Mudam as gerações, mantêm-se certos padrões. No conto “Teoria do Medalhão”, escrito lá no século 19, Machado de Assis imaginou o diálogo entre pai e filho no dia em que este completara 21 anos, atingindo, portanto, a maioridade. Após o jantar em que se comemorara o aniversário do jovem, o pai o procura antes que ele durma e, com ar sério, avisa que tem coisas importantes a lhe dizer. “A vida é uma enorme loteria; os prêmios são poucos, os malogrados inúmeros”, sentencia. E aconselha: há diversos ofícios que ele poderia optar por seguir, mas que não existiria nenhum “mais útil e cabido que o de medalhão”.
Sim, medalhão, tal e qual como usamos a expressão hoje: a pessoa conhecida e respeitada, não importa exatamente o que faça. Em seus conselhos, o pai orienta o filho a usar frases feitas, a não pensar fora da caixa, a concordar com a maioria, enfim, a manter um controle sobre seu raciocínio para não dar brechas a ideias. Ou seja, a seguir com a manada, agradando sempre aquelas pessoas que poderiam ajudá-lo a conseguir status. E, sempre que possível, buscar tornar público seus feitos, mesmo que irrelevantes. Tudo, em sua vida, deveria ser pensado tendo esses ensinamentos em mente.
Parece alguém que você vê sempre passeando pelo Facebook ou pelo Instagram? Pois é. Hoje, mais importante que curtir a viagem, é mostrar aos outros que viajou. Mais um país visitado? Check! Dane-se que o passeio foi uma chatice, com o casal mal se suportando e os filhos mais preocupados em comprar do que em curtir as férias. E tome fotos. Reunir a família é bom, certo? Mas é tão mais legal postar os retratinhos do encontro com todos sorrindo felizes, em plena harmonia. Não faz mal que a coisa não seja exatamente assim, que as diferenças estejam tomando proporções intransponíveis. O importante não é ser feliz, é parecer feliz.

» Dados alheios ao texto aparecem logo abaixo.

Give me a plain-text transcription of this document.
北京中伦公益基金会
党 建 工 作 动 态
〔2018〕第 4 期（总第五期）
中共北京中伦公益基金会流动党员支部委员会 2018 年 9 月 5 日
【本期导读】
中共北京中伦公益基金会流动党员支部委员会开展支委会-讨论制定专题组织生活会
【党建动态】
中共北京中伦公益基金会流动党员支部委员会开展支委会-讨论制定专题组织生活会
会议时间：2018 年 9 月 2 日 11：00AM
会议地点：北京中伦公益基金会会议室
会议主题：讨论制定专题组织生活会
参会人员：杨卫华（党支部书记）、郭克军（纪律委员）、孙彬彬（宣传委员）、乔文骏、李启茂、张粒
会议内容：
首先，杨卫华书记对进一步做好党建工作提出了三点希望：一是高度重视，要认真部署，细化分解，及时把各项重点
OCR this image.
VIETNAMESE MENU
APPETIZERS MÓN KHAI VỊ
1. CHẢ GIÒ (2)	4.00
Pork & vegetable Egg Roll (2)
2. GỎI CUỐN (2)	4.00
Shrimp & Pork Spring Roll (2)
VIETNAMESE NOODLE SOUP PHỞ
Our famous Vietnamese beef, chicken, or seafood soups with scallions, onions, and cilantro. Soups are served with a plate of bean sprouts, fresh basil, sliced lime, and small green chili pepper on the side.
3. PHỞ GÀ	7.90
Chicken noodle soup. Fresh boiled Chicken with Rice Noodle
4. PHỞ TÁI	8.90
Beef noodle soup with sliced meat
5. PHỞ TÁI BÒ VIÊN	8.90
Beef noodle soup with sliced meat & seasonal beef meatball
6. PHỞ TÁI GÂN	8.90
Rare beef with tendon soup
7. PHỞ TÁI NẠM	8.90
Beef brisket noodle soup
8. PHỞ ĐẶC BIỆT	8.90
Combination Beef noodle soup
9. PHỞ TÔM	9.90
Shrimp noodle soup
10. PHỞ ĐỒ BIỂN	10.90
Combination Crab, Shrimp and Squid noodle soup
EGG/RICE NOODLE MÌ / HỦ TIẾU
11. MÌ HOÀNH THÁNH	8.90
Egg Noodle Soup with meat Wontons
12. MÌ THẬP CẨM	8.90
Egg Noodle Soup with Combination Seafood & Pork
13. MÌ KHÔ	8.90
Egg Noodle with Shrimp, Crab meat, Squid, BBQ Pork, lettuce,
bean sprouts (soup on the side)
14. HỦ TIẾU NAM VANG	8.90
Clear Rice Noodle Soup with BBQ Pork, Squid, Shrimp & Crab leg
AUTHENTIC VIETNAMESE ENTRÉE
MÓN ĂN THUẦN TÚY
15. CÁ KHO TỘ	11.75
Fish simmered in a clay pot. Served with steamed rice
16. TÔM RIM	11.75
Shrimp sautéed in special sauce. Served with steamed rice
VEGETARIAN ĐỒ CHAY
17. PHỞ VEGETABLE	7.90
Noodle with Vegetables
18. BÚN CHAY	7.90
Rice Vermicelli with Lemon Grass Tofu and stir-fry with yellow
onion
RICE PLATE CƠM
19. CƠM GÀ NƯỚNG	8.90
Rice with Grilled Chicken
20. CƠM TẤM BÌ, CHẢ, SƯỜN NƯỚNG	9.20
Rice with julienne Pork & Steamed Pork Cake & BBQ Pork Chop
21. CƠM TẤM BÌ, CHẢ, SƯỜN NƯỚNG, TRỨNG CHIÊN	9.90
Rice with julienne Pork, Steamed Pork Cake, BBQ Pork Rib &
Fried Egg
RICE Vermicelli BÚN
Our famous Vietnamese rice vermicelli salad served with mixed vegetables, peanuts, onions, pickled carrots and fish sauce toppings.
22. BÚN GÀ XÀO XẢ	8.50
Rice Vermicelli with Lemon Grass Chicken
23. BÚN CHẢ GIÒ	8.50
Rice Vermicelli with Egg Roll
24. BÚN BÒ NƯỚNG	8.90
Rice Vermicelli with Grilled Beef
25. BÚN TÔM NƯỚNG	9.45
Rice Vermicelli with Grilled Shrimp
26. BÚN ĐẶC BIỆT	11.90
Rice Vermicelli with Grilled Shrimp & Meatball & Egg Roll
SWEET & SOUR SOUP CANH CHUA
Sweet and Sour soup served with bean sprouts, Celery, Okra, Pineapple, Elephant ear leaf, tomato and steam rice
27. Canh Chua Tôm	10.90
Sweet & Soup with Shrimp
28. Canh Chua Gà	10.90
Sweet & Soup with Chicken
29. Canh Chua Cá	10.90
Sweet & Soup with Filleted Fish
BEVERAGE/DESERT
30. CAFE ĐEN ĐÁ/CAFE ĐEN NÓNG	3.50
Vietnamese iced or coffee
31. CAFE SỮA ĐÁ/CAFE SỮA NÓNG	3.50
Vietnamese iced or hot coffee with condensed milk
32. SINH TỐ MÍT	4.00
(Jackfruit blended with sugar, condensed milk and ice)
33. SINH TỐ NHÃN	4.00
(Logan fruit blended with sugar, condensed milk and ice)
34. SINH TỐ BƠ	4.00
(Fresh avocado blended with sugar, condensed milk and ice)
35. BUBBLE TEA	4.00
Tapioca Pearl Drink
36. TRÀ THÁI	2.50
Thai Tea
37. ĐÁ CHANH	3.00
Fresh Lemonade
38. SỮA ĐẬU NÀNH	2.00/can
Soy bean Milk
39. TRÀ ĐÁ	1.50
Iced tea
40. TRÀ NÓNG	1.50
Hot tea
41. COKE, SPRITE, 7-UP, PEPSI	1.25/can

Nossa popularidade hoje é medida por curtidas, comentários e compartilhamentos. Um texto legal, uma ideia interessante, uma dica cultural, tudo isso está relegado ao porão do conteúdo que não desperta interesse. Claro, seus amigos virtuais vão, em sua maioria por educação, dar uma ou outra curtida, talvez até comentar com mãozinhas batendo palminhas. Poucos lerão, no entanto, essa é a verdade. Mas aquela foto de cabelo suado acompanhada da frase “O de hoje tá pago” para deixar claro o quão intenso foi seu treino, isso sim dá ibope.
No nosso tempo, o pai que quer transformar o filho em medalhão tem dicas desse tipo para dar. Lembre-se: nada de pensar fora da caixa. No aniversário de alguém próximo, comece sempre com “E hoje é dia dele!”. Pesquise frases desse tipo, que todos usam à exaustão. Look do dia é sempre uma boa pedida. A foto do quitute que você preparou para comer sozinho porque não tem ninguém para dividir também cai bem. No final de semana, dois copos cheios de vinho, apesar de estar sozinho. Afinal, ninguém precisa saber dos detalhes.
Filme e fotografe tudo que você faz. Se conseguir, até derramar algumas lágrimas pode render audiência. Mas só de vez em quando, afinal, você precisa ser feliz o tempo inteiro, ok? Fotos de participação em cursos e congressos desinteressantes também valem, até porque só você vai saber que o conteúdo é uma droga. Necessário sempre reforçar: não invente moda! Seja e faça mais do mesmo. Por que mexer em time que está ganhando? Se gostam de como a coisa está, não é você que vai transgredir. E se inscreva no meu curso “Como se tornar um medalhão de redes sociais”. No final, vai ter um certificado para você postar no Face e no Insta.